Every time officials consider adding or removing a class, that requires an in-depth evaluation of staff, classes and students and a review of teacher and student feedback about courses they want.
“New classes are driven by student interest and teachers saying they want to add a class. Can we meet that demand? We need to know by December,” Greenwood schools superintendent Kent DeKoninck said.
When students schedule their classes for the upcoming school year, guidance counselors use feedback from discussions with those students to find out what they want to learn about and which courses they’d like to see offered, officials said.
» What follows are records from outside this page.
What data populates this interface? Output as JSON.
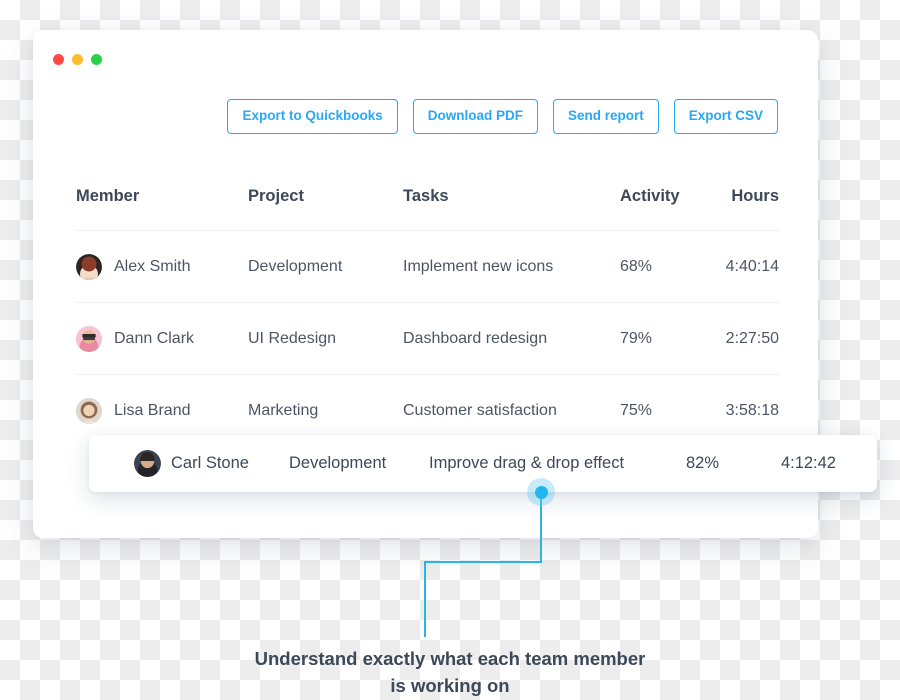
{
  "window": {
    "traffic_lights": [
      {
        "name": "close",
        "color": "#fb4a43"
      },
      {
        "name": "minimize",
        "color": "#fdbb2d"
      },
      {
        "name": "maximize",
        "color": "#2bd049"
      }
    ]
  },
  "toolbar": {
    "buttons": [
      {
        "label": "Export to Quickbooks"
      },
      {
        "label": "Download PDF"
      },
      {
        "label": "Send report"
      },
      {
        "label": "Export CSV"
      }
    ],
    "accent_color": "#28a8f5"
  },
  "table": {
    "columns": [
      "Member",
      "Project",
      "Tasks",
      "Activity",
      "Hours"
    ],
    "rows": [
      {
        "member": "Alex Smith",
        "project": "Development",
        "task": "Implement new icons",
        "activity": "68%",
        "hours": "4:40:14",
        "avatar": "avatar-alex-smith"
      },
      {
        "member": "Dann Clark",
        "project": "UI Redesign",
        "task": "Dashboard redesign",
        "activity": "79%",
        "hours": "2:27:50",
        "avatar": "avatar-dann-clark"
      },
      {
        "member": "Lisa Brand",
        "project": "Marketing",
        "task": "Customer satisfaction",
        "activity": "75%",
        "hours": "3:58:18",
        "avatar": "avatar-lisa-brand"
      }
    ]
  },
  "highlighted_row": {
    "member": "Carl Stone",
    "project": "Development",
    "task": "Improve drag & drop effect",
    "activity": "82%",
    "hours": "4:12:42",
    "avatar": "avatar-carl-stone"
  },
  "callout": {
    "line1": "Understand exactly what each team member",
    "line2": "is working on",
    "line_color": "#29b3ef",
    "pin_color": "#21b6f0"
  }
}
After realizing students had a lot of interest in engineering programs at Central Nine Career Center, Franklin Community High School added an engineering class, Franklin schools superintendent David Clendening said.
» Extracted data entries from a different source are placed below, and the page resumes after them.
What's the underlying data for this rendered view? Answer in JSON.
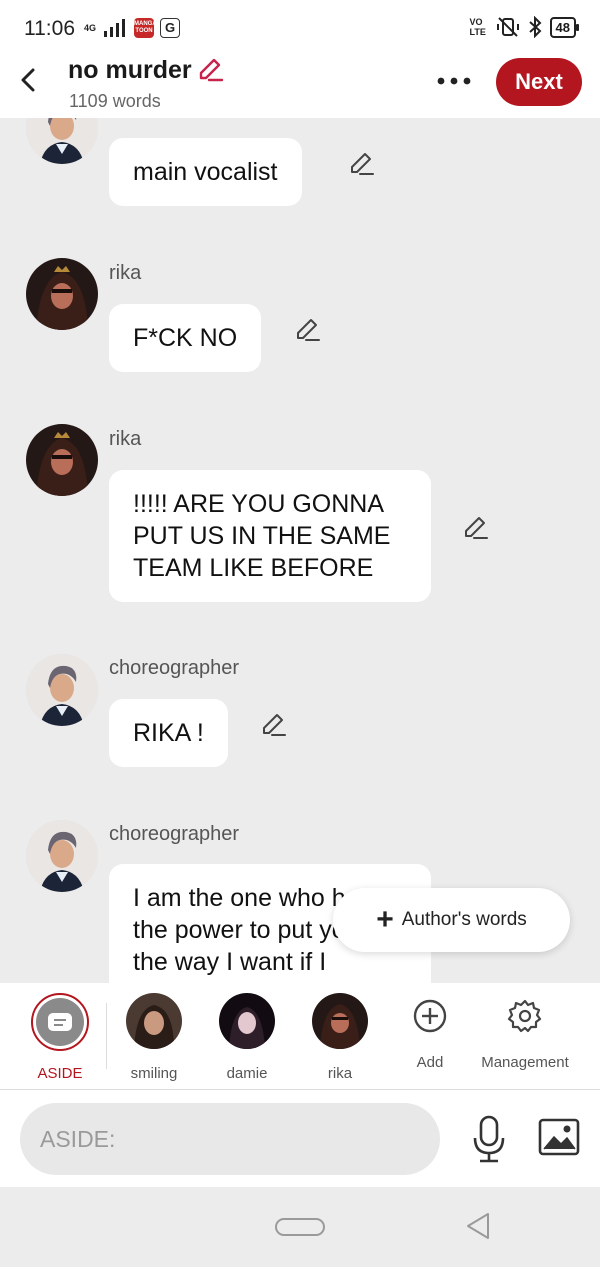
{
  "status_bar": {
    "time": "11:06",
    "network": "4G",
    "app_badge_text": "MANGA TOON",
    "g_badge": "G",
    "volte": "VO LTE",
    "battery": "48"
  },
  "header": {
    "title": "no murder",
    "subtitle": "1109 words",
    "next_label": "Next"
  },
  "messages": [
    {
      "name": "",
      "text": "main vocalist",
      "avatar": "choreographer"
    },
    {
      "name": "rika",
      "text": "F*CK NO",
      "avatar": "rika"
    },
    {
      "name": "rika",
      "text": "!!!!! ARE YOU GONNA PUT US IN THE SAME TEAM LIKE BEFORE",
      "avatar": "rika"
    },
    {
      "name": "choreographer",
      "text": "RIKA !",
      "avatar": "choreographer"
    },
    {
      "name": "choreographer",
      "text": "I am the one who has the power to put you all the way I want if I",
      "avatar": "choreographer"
    }
  ],
  "fab": {
    "label": "Author's words"
  },
  "character_bar": {
    "items": [
      {
        "label": "ASIDE",
        "selected": true
      },
      {
        "label": "smiling"
      },
      {
        "label": "damie"
      },
      {
        "label": "rika"
      }
    ],
    "add_label": "Add",
    "management_label": "Management"
  },
  "input": {
    "placeholder": "ASIDE:"
  },
  "colors": {
    "accent": "#b3161f",
    "background": "#ececec",
    "bubble": "#ffffff"
  }
}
And more recently, high schools across Johnson County are adding classes that will prepare students who don’t plan to attend college for life after graduation, officials said.
“A lot of added classes are a response to what we are seeing from the business community, or what our students can do at the next level,” Clark-Pleasant schools superintendent Patrick Spray said.
The job market can lead to certain classes being added, officials said. For example, a few years ago Franklin added Japanese to its foreign languages because of the local Japanese-based manufacturers, including KYB and NSK, Clendening said.
But adding new classes can sometimes lead to classes being cut. Most often, if a class is added, it wasn’t done by hiring an additional teacher. When schools add a new class, it’s usually done at the expense of another course, officials said.
Administrators keep an updated list of teachers who plan to retire or leave. Sometimes schools decide to discontinue a class after a teacher moves on from the school district, officials said. But they also have to review class sizes and teachers’ schedules to determine who has the flexibility to take on another class, officials said.
Some classes aren’t added based on the newest or most popular subjects among students. Clark Pleasant schools is adding Spanish for eighth-graders next year, which the school district already should have had at the middle school, Spray said.
But most commonly, adding a class is largely due to the subject’s popularity among students, officials said. At Greenwood, students in advanced math classes wanted a class at the next level, so an advanced statistics class was added, Dekonink said.
If adding a class is as simple as shifting teachers, administrators can make that decision on their own. But shuffling teachers to add new classes isn’t always easy because they may not have the license or certification required to teach the class, Spray said. That could mean hiring a new teacher is the only way to add the new class, Spray said.
“Sometimes we may add a teacher and just take on the additional cost. If funds were unlimited, it would be easy. But you have to look at the trade-offs,” DeKoninck said. “It’s not my goal to take away from teachers, or cut a class, but if we do that, we have to decide. Is the class that important? And the ultimate thing is, can we staff it?”